Je suis griot. En malinké, on dit djéli. En 2006, au décès de mon père, j’ai été sollicité par le réseau des communicateurs traditionnels pour prendre sa suite, parce qu’il en était le parrain. Ce réseau est un vrai baromètre de la société malienne. Les organisations de la société civile et les autorités de l’État nous consultent régulièrement et nous demandent d’intercéder auprès des populations pour faire passer leurs messages ou bien travailler en profondeur sur des sujets divers.

En fait, le réseau est un facilitateur auprès de la communauté car nous savons trouver les mots qu’il faut pour être entendus sans heurter la sensibilité des gens. Par notre connaissance de la culture, des croyances, des rites, des formules traditionnelles en langue, nous jouissons d’une autorité et d’une légitimité complémentaires à celles des politiques ou des experts. Nous disposons aussi d’une certaine influence auprès des nobles, les djatigui : ces derniers peuvent relayer nos idées parce qu’ils nous font confiance et qu’on a obtenu leur estime.

« Les hommes constituent un goulot d’étranglement en matière de planification familiale »

Le griot peut être un véritable médiateur pour la planification familiale. Longtemps, celle-ci a été présentée comme un mode de contrôle des naissances. Cela a vite été traduit comme un appel à ne pas faire d’enfants, ce qui est contraire aux représentations populaires. En effet, pour la plupart des maliens, le mariage sert justement à faire des enfants, pour se perpétuer et pour assurer l’avenir. En plus, certains accusent la planification familiale d’aller contre la volonté de Dieu, d’autres reprochent aux occidentaux de vouloir dicter leurs « volontés démographiques » aux africains. Auprès des communautés, les griots tentent de restaurer la confiance, de faciliter le dialogue, de clarifier les malentendus et enfin d’orienter vers les professionnels de santé. C’est à nous de dire que la planification familiale ne prétend pas limiter les enfants, mais espacer les naissances. Pour cela nous mettons en avant les méthodes traditionnelles, comme l’allaitement exclusif qui a fait ses preuves.
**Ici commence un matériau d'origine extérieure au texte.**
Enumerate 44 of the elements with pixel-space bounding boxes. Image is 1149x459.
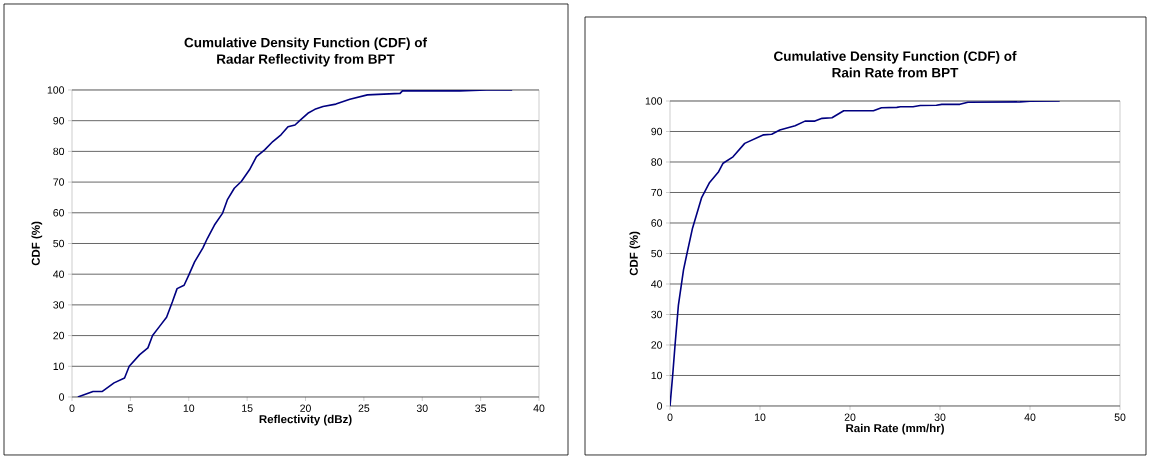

Par ailleurs, nous avons remarqué que beaucoup de femmes qui consultent dans les centres de santé n’en informent pas les maris, pour éviter les histoires. Cela nous fait dire que les hommes constituent un goulot d’étranglement en matière de planification familiale. Comment faire pour que les maris puissent comprendre ? Il faut d’abord mobiliser les leaders spirituels pour dire que ce n’est pas condamné par la religion. Il faut aussi montrer les conséquences des naissances rapprochées : mortalité materno-infantile, maladies pas ou mal soignées, baisse de revenus qui sont déjà faibles, difficulté à payer l’éducation des enfants, etc. Tout cela, c’est de la peine, des contraintes et des coûts qui pourraient être évités.

« Les méthodes doivent être plus participatives, en particulier avec les adolescents »

Très sincèrement, je crois que l’approche utilisée sur la planification familiale doit changer. Il ne faut pas se satisfaire des messages venus d’en haut. Il faut aller vers les populations, les écouter et leur parler en langue. Les méthodes doivent être plus participatives, surtout avec les adolescents. Avec les adultes, les enfants se taisent ; mais ils se posent énormément de questions. Si nous ne leur donnons pas de réponses, ils vont les chercher par des moyens hasardeux.

C’est pour cela que le réseau des communicateurs traditionnels organise des rencontres dans des amphis. Après un exposé, on interroge les jeunes, ils nous posent à leur tour des questions. Certains veulent nous voir en privé pour évoquer leurs difficultés et leurs tourments. Ce n’est pas le silence qui résoudra les problèmes, car il n’empêche pas les jeunes de s’ouvrir à la sexualité. Les griots ont un rôle à jouer pour que les adolescents ne fassent pas les frais de l’inaction des adultes. Entre deux maux, il faut choisir le moindre : mieux vaut protéger les adolescents que les tabous.